Initial problem detection

Using AI to monitor components of an IT infrastructure can help to alert organizations that a business disruption is likely to occur or is in progress. Some AI systems possess predictive capabilities that can help to detect anomalies and various problem conditions before they occur. For instance, they can detect things like services that should be running, storage capacity limitations, and improper infrastructure configurations.


Automating routine tasks

AI is capable of analyzing large amounts of data from multiple sources faster than people are able to. For backup, it can also automate data classification and retrieval and make it easier to identify and restore critical files.

Moreover, AI technology can provide a course of action that an incident response team could consider taking, as well as automatically take remedial actions to assist operations, storage, and backup and recovery. Overall, AI has the potential to enhance incident response times through different means:

  • By providing actionable information to decision-makers during the critical minutes right after an incident occurred.
  • By helping responders with the automated execution of various recovery tasks.
  • By adjusting recovery priorities and schedules to ensure that your recovery time and point objectives are being met.

Ransomware prevention

There’s no doubt that ransomware is one of the biggest threats to business continuity and data integrity these days. Backup is one of the most effective ways to recover from ransomware attacks. However, many ransomware strains not only encrypt your online files but also attempt to target backup files, thereby making recovery more difficult.

AI can boost a business’ resilience to ransomware attacks by providing earlier identification of ransomware attacks. It can also help organizations to immediately take corrective actions to stop an attack and/or implement recovery procedures far faster than a human operator could.

Evaluating results

As a diagnostic tool, AI can perform post-mortem information gathering. This can help to track things like successful backup operations and media usage, as well as provide an analysis of why a given task, process, or service failed. This can reduce the load on IT operations by automatically handling many of these tedious but important management tasks, as well as providing vital status and diagnostic reporting.
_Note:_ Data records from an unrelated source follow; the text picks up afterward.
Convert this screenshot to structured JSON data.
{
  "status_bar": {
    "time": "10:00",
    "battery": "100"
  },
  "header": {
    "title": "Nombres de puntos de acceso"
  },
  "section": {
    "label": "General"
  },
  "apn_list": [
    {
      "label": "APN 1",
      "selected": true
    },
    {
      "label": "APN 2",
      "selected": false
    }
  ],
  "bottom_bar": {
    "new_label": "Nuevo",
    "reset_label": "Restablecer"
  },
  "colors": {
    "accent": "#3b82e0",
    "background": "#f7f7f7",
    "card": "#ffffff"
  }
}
Should AI and IT go together?

AI can definitely play a role in IT operations such as backup and recovery. Many of today’s backup products have incorporated AI for various different tasks including Acronis, Cohesity, Commvault, Dell EMC, Rubrik, UniTrends, Veeam, and others.

The main objective of integrating AI into operations and management is to allow businesses to be more resilient and improve their ability to recover from system failures and other incidents. As of today, we’re still in the early days of incorporating AI into IT management tasks like backup and data protection, but there’s no doubt that AI is a powerful tool in the IT toolbox and that its usage is sure to increase in the near future.